Key takeaways:
- Gartner projects 1 in 4 candidate profiles worldwide will be fake by 2028, and SIA found that 41% of staffing buyers are already experiencing candidate fraud challenges.
- Background checks are designed to assess whether a candidate is safe to hire, not whether the person being evaluated is actually who they claim to be.
- Shifting identity verification earlier in the funnel, before the hiring decision is shaped, is becoming a competitive differentiator.
AI is rapidly escalating candidate fraud
In 2025, nine in 10 HR workers reported a surge in low-effort, AI-generated applications flooding their pipelines. By 2028, Gartner predicts that one in four candidate profiles could be fake.
Four in 10 staffing buyers are already experiencing candidate fraud challenges. Remote hiring lowered the barrier to impersonation. Generative AI made fabricated credentials and plausible interview responses cheap to produce. Together, those two forces created a pipeline problem that’s leveling up.
Candidates aren’t adjusting a few bullet points anymore. AI tools now generate resumes tailored to specific job descriptions, complete with plausible metrics, industry-appropriate vocabulary, and formatting that passes ATS screening without triggering flags. They’re building fraud that doesn’t collapse at the first screening call.
Only 19% of hiring managers trust their own process to catch a fraud
A background check tells you whether a candidate is safe to hire. Unfortunately, it can’t tell you whether the person being evaluated is the same person who applied.
Background checks happen late in the process and depend entirely on candidate-provided data. So if the identity is fraudulent to begin with, a clean check only confirms the fraud holds up.
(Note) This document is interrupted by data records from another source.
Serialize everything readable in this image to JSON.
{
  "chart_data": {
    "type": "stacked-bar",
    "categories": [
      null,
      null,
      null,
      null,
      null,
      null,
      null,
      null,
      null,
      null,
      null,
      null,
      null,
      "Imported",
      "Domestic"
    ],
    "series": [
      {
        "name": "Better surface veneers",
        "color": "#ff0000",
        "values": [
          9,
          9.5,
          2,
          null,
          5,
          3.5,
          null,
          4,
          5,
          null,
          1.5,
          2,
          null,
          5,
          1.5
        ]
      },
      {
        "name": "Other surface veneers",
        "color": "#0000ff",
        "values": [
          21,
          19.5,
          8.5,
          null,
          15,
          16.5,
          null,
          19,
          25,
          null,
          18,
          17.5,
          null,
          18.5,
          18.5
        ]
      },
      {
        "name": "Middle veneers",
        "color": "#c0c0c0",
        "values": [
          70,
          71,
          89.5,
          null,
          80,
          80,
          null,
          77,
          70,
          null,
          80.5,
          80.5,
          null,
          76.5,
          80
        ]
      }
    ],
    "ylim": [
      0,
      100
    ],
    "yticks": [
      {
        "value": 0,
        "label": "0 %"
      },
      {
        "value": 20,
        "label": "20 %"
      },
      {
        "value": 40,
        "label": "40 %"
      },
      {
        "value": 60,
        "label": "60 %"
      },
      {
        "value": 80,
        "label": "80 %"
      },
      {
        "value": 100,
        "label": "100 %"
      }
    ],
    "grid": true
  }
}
Only 19% of hiring managers are extremely confident their current process would catch a fraudulent applicant. Many have already caught fake identities in virtual interviews and misrepresented qualifications. On the other hand, accidentally placing these candidate proves costly, with 23% of businesses reporting a loss of over $50,000, and 10% lost more than $100,000.
It’s not often a sophisticated deepfake scheme either. Huntress, a cybersecurity firm that added fraud detection to its own recruiting stack in late 2025, found 23.2% of applicants over a three-month window were flagged as fraud risks. The warning signs were mismatched phone numbers, unverifiable LinkedIn profiles, and identity trace failures. Basic verification gaps, not advanced attacks.
Job fraud losses jumped 457% in four years
When a fraudulent candidate slips through and fails skills validation, or simply doesn’t show up qualified for the role they were placed in, the firm absorbs more than a replacement cost. Client trust is the asset at stake. In healthcare, finance, and legal staffing, a fraudulent credential placed in a compliance-sensitive role can expose both the agency and the client to regulatory penalties and civil liability.
Reported losses from job-related fraud jumped from $90 million in 2020 to over $501 million in 2024. That’s a 457% increase in four years. The fraud ecosystem is scaling faster than most verification systems can manage.
Candidate fraud also creates cybersecurity risks that go beyond a bad hire. A fraudulent worker placed in a role with access to client systems or sensitive data is a liability.
Early verification is key
Most staffing firms run identity checks late in the process, typically during background screening, after the hiring decision has already been shaped.
Confirming identities earlier is a meaningful distinction in a market where clients are increasingly skeptical of the candidate data they receive. Gartner’s recommended approach involves setting clear expectations about acceptable AI use, verifying identity at the assessment stage, and extending fraud detection through background monitoring and anomaly alerts after placement.